“Sono solo un infermiera”, una frase che ognuno di noi avrà sentito pronunciare almeno una volta nella vita.
Quanti colleghi avranno utilizzato queste parole per giustificarsi davanti ad un paziente in una situazione che avrebbero potuto gestire tranquillamente ma che, a causa delle abitudini di reparto o della normativa obsoleta e lacunosa, lascia loro impotenti.
Quanti professionisti avranno utilizzato questa famigerata frase per deresponsabilizzarsi pur sapendo di essere in grado di intervenire o percependo di essere quasi in dovere di dare una risposta diversa?
Di seguito una testimonianza tratta dal web rilasciata da una collega australiana:
“Sono solo un’infermiera”. Ho appena terminato un indaffarato turno di notte, indosso ancora la mia “uniforme d’ordinanza”. Sulla via di casa mi sono fermata al negozio di alimentari per comprare il latte incrociando una conoscente.

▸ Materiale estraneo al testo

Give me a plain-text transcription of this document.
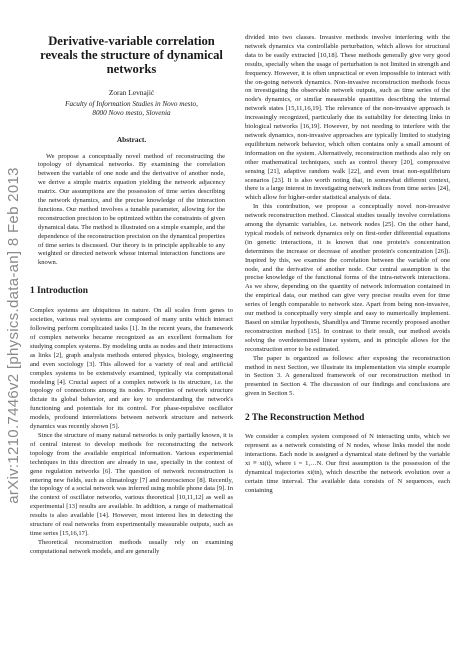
arXiv:1210.7446v2 [physics.data-an] 8 Feb 2013
Derivative-variable correlation reveals the structure of dynamical networks
Zoran Levnajić
Faculty of Information Studies in Novo mesto,
8000 Novo mesto, Slovenia
Abstract.

We propose a conceptually novel method of reconstructing the topology of dynamical networks. By examining the correlation between the variable of one node and the derivative of another node, we derive a simple matrix equation yielding the network adjacency matrix. Our assumptions are the possession of time series describing the network dynamics, and the precise knowledge of the interaction functions. Our method involves a tunable parameter, allowing for the reconstruction precision to be optimized within the constraints of given dynamical data. The method is illustrated on a simple example, and the dependence of the reconstruction precision on the dynamical properties of time series is discussed. Our theory is in principle applicable to any weighted or directed network whose internal interaction functions are known.

1 Introduction

Complex systems are ubiquitous in nature. On all scales from genes to societies, various real systems are composed of many units which interact following perform complicated tasks [1]. In the recent years, the framework of complex networks became recognized as an excellent formalism for studying complex systems. By modeling units as nodes and their interactions as links [2], graph analysis methods entered physics, biology, engineering and even sociology [3]. This allowed for a variety of real and artificial complex systems to be extensively examined, typically via computational modeling [4]. Crucial aspect of a complex network is its structure, i.e. the topology of connections among its nodes. Properties of network structure dictate its global behavior, and are key to understanding the network's functioning and potentials for its control. For phase-repulsive oscillator models, profound interrelations between network structure and network dynamics was recently shown [5].

Since the structure of many natural networks is only partially known, it is of central interest to develop methods for reconstructing the network topology from the available empirical information. Various experimental techniques in this direction are already in use, specially in the context of gene regulation networks [6]. The question of network reconstruction is entering new fields, such as climatology [7] and neuroscience [8]. Recently, the topology of a social network was inferred using mobile phone data [9]. In the context of oscillator networks, various theoretical [10,11,12] as well as experimental [13] results are available. In addition, a range of mathematical results is also available [14]. However, most interest lies in detecting the structure of real networks from experimentally measurable outputs, such as time series [15,16,17].

Theoretical reconstruction methods usually rely on examining computational network models, and are generally

divided into two classes. Invasive methods involve interfering with the network dynamics via controllable perturbation, which allows for structural data to be easily extracted [10,18]. These methods generally give very good results, specially when the usage of perturbation is not limited in strength and frequency. However, it is often unpractical or even impossible to interact with the on-going network dynamics. Non-invasive reconstruction methods focus on investigating the observable network outputs, such as time series of the node's dynamics, or similar measurable quantities describing the internal network states [15,11,16,19]. The relevance of the non-invasive approach is increasingly recognized, particularly due its suitability for detecting links in biological networks [16,19]. However, by not needing to interfere with the network dynamics, non-invasive approaches are typically limited to studying equilibrium network behavior, which often contains only a small amount of information on the system. Alternatively, reconstruction methods also rely on other mathematical techniques, such as control theory [20], compressive sensing [21], adaptive random walk [22], and even treat non-equilibrium scenarios [23]. It is also worth noting that, in somewhat different context, there is a large interest in investigating network indices from time series [24], which allow for higher-order statistical analysis of data.

In this contribution, we propose a conceptually novel non-invasive network reconstruction method. Classical studies usually involve correlations among the dynamic variables, i.e. network nodes [25]. On the other hand, typical models of network dynamics rely on first-order differential equations (in genetic interactions, it is known that one protein's concentration determines the increase or decrease of another protein's concentration [26]). Inspired by this, we examine the correlation between the variable of one node, and the derivative of another node. Our central assumption is the precise knowledge of the functional forms of the intra-network interactions. As we show, depending on the quantity of network information contained in the empirical data, our method can give very precise results even for time series of length comparable to network size. Apart from being non-invasive, our method is conceptually very simple and easy to numerically implement. Based on similar hypothesis, Shandilya and Timme recently proposed another reconstruction method [15]. In contrast to their result, our method avoids solving the overdetermined linear system, and in principle allows for the reconstruction error to be estimated.

The paper is organized as follows: after exposing the reconstruction method in next Section, we illustrate its implementation via simple example in Section 3. A generalized framework of our reconstruction method in presented in Section 4. The discussion of our findings and conclusions are given in Section 5.

2 The Reconstruction Method

We consider a complex system composed of N interacting units, which we represent as a network consisting of N nodes, whose links model the node interactions. Each node is assigned a dynamical state defined by the variable xi ≡ xi(t), where i = 1,…N. Our first assumption is the possession of the dynamical trajectories xi(tn), which describe the network evolution over a certain time interval. The available data consists of N sequences, each containing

Non mi aveva mai vista in divisa e, quando mi riconobbe affermò di non essersi mai resa conto che io fossi solo un infermiera. Fantastico! In 18 lunghi anni di carriera avrò sentito questa frase migliaia di volte, ma oggi, mi ha colpito particolarmente. Sono davvero solo un’infermiera?
Ho aiutato neonati a venire al mondo, molti dei quali hanno avuto bisogno della mia professionalità per esalare il primo respiro, eppure sono solo un’infermiera.

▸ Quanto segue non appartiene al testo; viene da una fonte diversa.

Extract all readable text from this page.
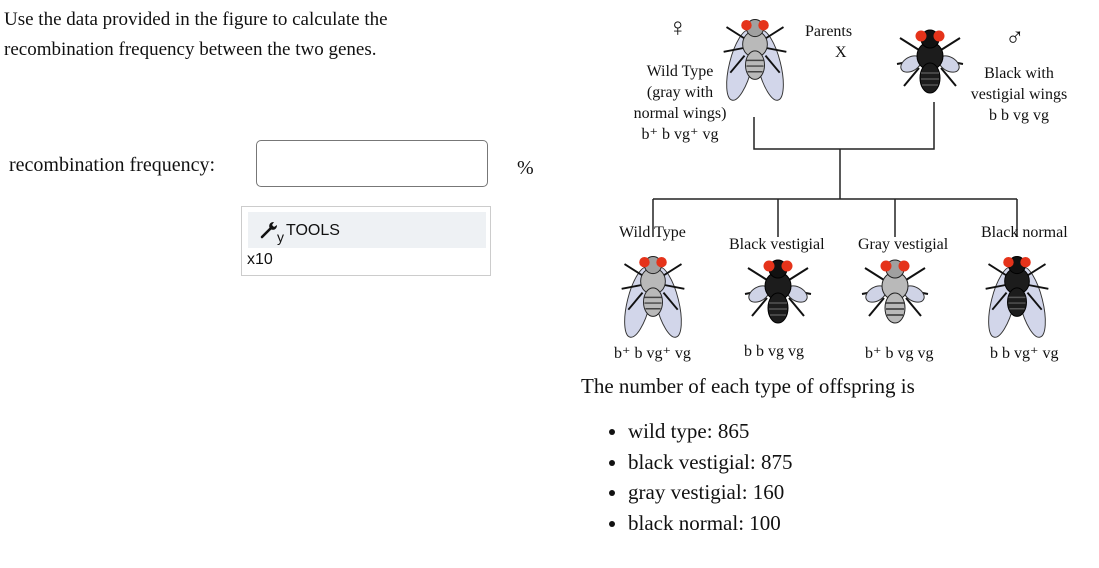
Use the data provided in the figure to calculate the recombination frequency between the two genes.
recombination frequency:	%
y TOOLS
x10
♀	Parents
X
♂
Wild Type
(gray with
normal wings)
b⁺ b vg⁺ vg
Black with
vestigial wings
b b vg vg
Wild Type
Black vestigial Gray vestigial
Black normal
b⁺ b vg⁺ vg	b b vg vg	b⁺ b vg vg	b b vg⁺ vg
The number of each type of offspring is
• wild type: 865
• black vestigial: 875
• gray vestigial: 160
• black normal: 100
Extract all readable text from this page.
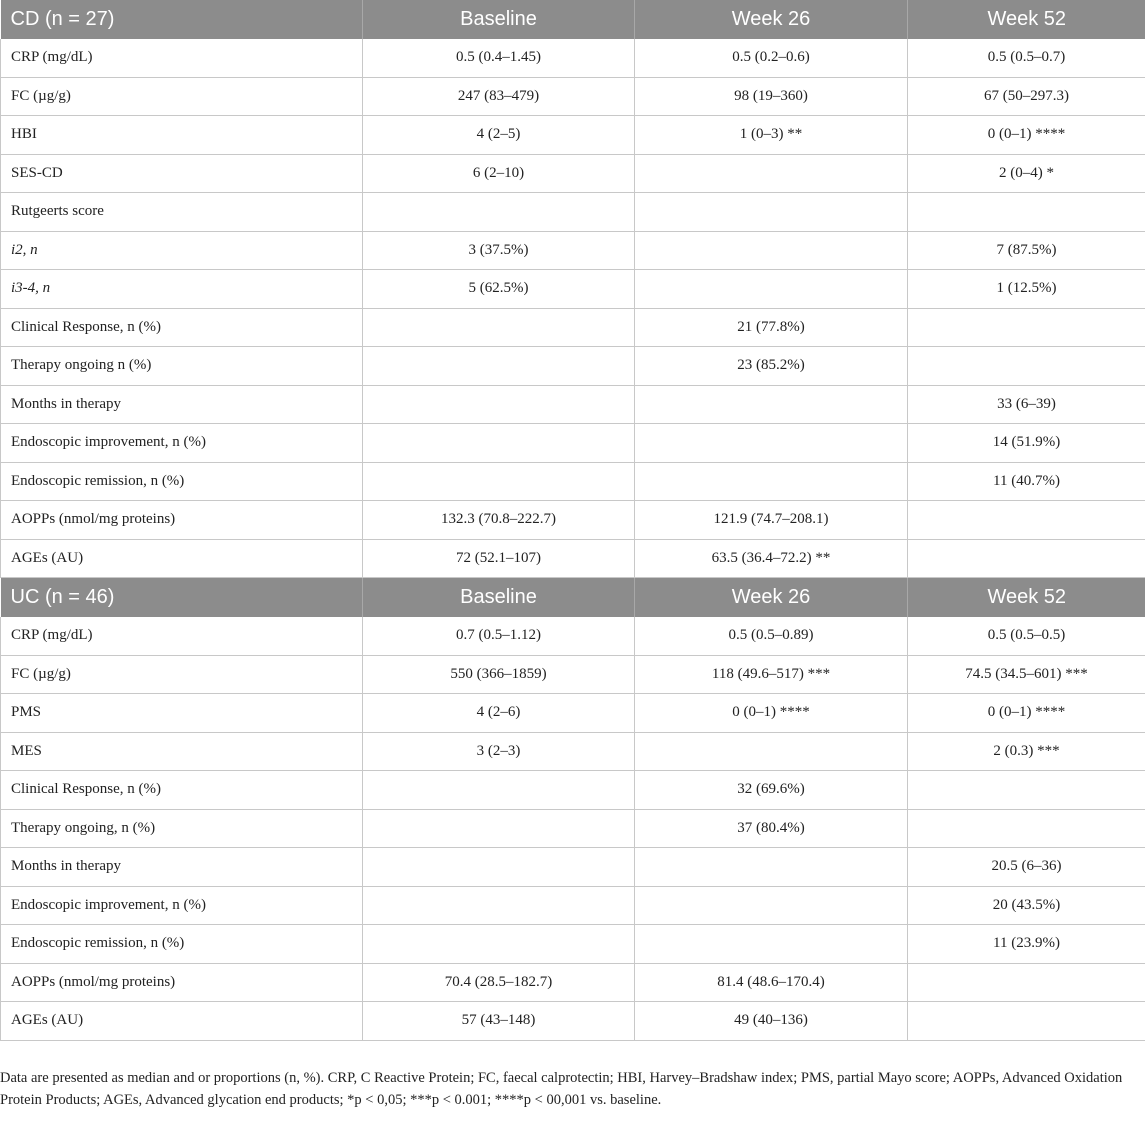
CD (n = 27)	Baseline	Week 26	Week 52
CRP (mg/dL)	0.5 (0.4–1.45)	0.5 (0.2–0.6)	0.5 (0.5–0.7)
FC (µg/g)	247 (83–479)	98 (19–360)	67 (50–297.3)
HBI	4 (2–5)	1 (0–3) **	0 (0–1) ****
SES-CD	6 (2–10)		2 (0–4) *
Rutgeerts score			
i2, n	3 (37.5%)		7 (87.5%)
i3-4, n	5 (62.5%)		1 (12.5%)
Clinical Response, n (%)		21 (77.8%)	
Therapy ongoing n (%)		23 (85.2%)	
Months in therapy			33 (6–39)
Endoscopic improvement, n (%)			14 (51.9%)
Endoscopic remission, n (%)			11 (40.7%)
AOPPs (nmol/mg proteins)	132.3 (70.8–222.7)	121.9 (74.7–208.1)	
AGEs (AU)	72 (52.1–107)	63.5 (36.4–72.2) **	
UC (n = 46)	Baseline	Week 26	Week 52
CRP (mg/dL)	0.7 (0.5–1.12)	0.5 (0.5–0.89)	0.5 (0.5–0.5)
FC (µg/g)	550 (366–1859)	118 (49.6–517) ***	74.5 (34.5–601) ***
PMS	4 (2–6)	0 (0–1) ****	0 (0–1) ****
MES	3 (2–3)		2 (0.3) ***
Clinical Response, n (%)		32 (69.6%)	
Therapy ongoing, n (%)		37 (80.4%)	
Months in therapy			20.5 (6–36)
Endoscopic improvement, n (%)			20 (43.5%)
Endoscopic remission, n (%)			11 (23.9%)
AOPPs (nmol/mg proteins)	70.4 (28.5–182.7)	81.4 (48.6–170.4)	
AGEs (AU)	57 (43–148)	49 (40–136)	
Data are presented as median and or proportions (n, %). CRP, C Reactive Protein; FC, faecal calprotectin; HBI, Harvey–Bradshaw index; PMS, partial Mayo score; AOPPs, Advanced Oxidation Protein Products; AGEs, Advanced glycation end products; *p < 0,05; ***p < 0.001; ****p < 00,001 vs. baseline.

Ho tenuto per mano garantendo la dignità di pazienti sul loro letto di morte, finché non hanno esalato il loro ultimo respiro, eppure sono solo un’infermiera.
Ho consolato genitori in lutto dopo la morte del loro bambino, ma sono sempre solo un infermiera. Ho rianimato pazienti riportandoli in vita eppure sono solo un’infermiera.

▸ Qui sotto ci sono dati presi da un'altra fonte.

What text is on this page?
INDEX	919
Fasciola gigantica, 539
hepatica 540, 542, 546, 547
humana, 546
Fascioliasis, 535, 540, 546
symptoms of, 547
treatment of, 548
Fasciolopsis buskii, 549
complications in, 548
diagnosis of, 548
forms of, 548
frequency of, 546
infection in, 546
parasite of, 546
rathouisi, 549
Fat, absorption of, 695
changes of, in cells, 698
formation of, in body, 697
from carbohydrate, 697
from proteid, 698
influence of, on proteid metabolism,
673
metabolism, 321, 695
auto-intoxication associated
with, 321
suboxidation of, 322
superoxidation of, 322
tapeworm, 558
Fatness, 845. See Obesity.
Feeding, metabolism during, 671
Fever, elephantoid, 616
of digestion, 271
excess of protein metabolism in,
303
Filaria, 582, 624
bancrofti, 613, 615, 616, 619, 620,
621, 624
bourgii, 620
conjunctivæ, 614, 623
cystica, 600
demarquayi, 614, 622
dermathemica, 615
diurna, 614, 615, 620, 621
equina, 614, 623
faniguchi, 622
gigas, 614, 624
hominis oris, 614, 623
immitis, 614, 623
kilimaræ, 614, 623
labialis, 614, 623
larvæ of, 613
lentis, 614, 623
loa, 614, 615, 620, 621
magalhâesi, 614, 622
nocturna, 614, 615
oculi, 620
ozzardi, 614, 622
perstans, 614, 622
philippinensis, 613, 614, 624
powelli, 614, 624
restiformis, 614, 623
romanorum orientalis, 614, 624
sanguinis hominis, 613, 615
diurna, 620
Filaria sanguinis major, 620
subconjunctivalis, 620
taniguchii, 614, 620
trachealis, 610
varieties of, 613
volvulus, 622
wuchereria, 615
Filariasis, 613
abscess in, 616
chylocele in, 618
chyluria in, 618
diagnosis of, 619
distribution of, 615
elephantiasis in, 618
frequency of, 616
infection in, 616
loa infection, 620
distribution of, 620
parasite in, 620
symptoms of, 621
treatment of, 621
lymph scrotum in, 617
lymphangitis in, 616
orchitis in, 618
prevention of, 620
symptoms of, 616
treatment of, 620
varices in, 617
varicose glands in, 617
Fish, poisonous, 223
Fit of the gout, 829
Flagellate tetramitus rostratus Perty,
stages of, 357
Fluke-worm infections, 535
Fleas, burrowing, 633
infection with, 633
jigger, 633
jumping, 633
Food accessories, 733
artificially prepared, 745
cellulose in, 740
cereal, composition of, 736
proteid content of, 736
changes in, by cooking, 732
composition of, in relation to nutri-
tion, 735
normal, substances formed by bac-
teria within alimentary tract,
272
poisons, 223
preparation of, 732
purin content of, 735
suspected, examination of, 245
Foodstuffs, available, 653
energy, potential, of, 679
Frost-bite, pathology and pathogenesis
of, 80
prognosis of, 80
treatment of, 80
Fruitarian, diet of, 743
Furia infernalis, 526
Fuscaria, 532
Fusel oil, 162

Rappresenti gli occhi, le orecchie e le mani del medico e ho le capacità di valutare, trattare e gestire le vostre malattie, epure sono solo un’infermiera.
Posso auscultare ogni campo polmonare in un neonato e valutarne i rumori rumori respiratori, epure sono solo un’infermiera.
Posso insegnare ed educare pazienti, caregivers e tirocinanti, ma sono solo un’infermiera. Sono l’avvocato dei miei pazienti in un sistema sanitario che non sempre tutela in primis i loro interessi, epure sono solo un’infermiera.
Sarò via da casa durante la vigilia di Natale, durante il compleanno dei miei figli e perderò le loro recite scolastiche per lavorare e prendermi cura dei vostri cari, epure sono solo un’infermiera.
Sono in grado di prelevare sangue, intubare e suturare una ferita, ma sono solo un’infermiera. Posso rianimare un neonato in arresto cardiaco, un bambino o un adulto, ma sono solo un’infermiera.
Posso insegnarti come calcolare il dosaggio in base al peso di adrenaline o amiodarone che possono riportare in vita tuo figlio, ma sono solo un’infermiera.
Ho l’esperienza e la conoscenza di chi ha salvato molte vita umane.
Pertanto, se sono solo un’infermiera, allora sono ridicolmente orgogliosa di esserlo.
La lettera, diventata ormai virale sul web, potrebbe risultare idonea ad offrire ottimi spunti di riflessione per pazienti, medici, professionisti sanitari ed infermieri stessi anche se parrebbe elencare molti ideali stereotipati dai quali alcuni infermieri vorrebbero fuggire al più presto.
Siamo sicuri di essere “Solo degli Infermieri”?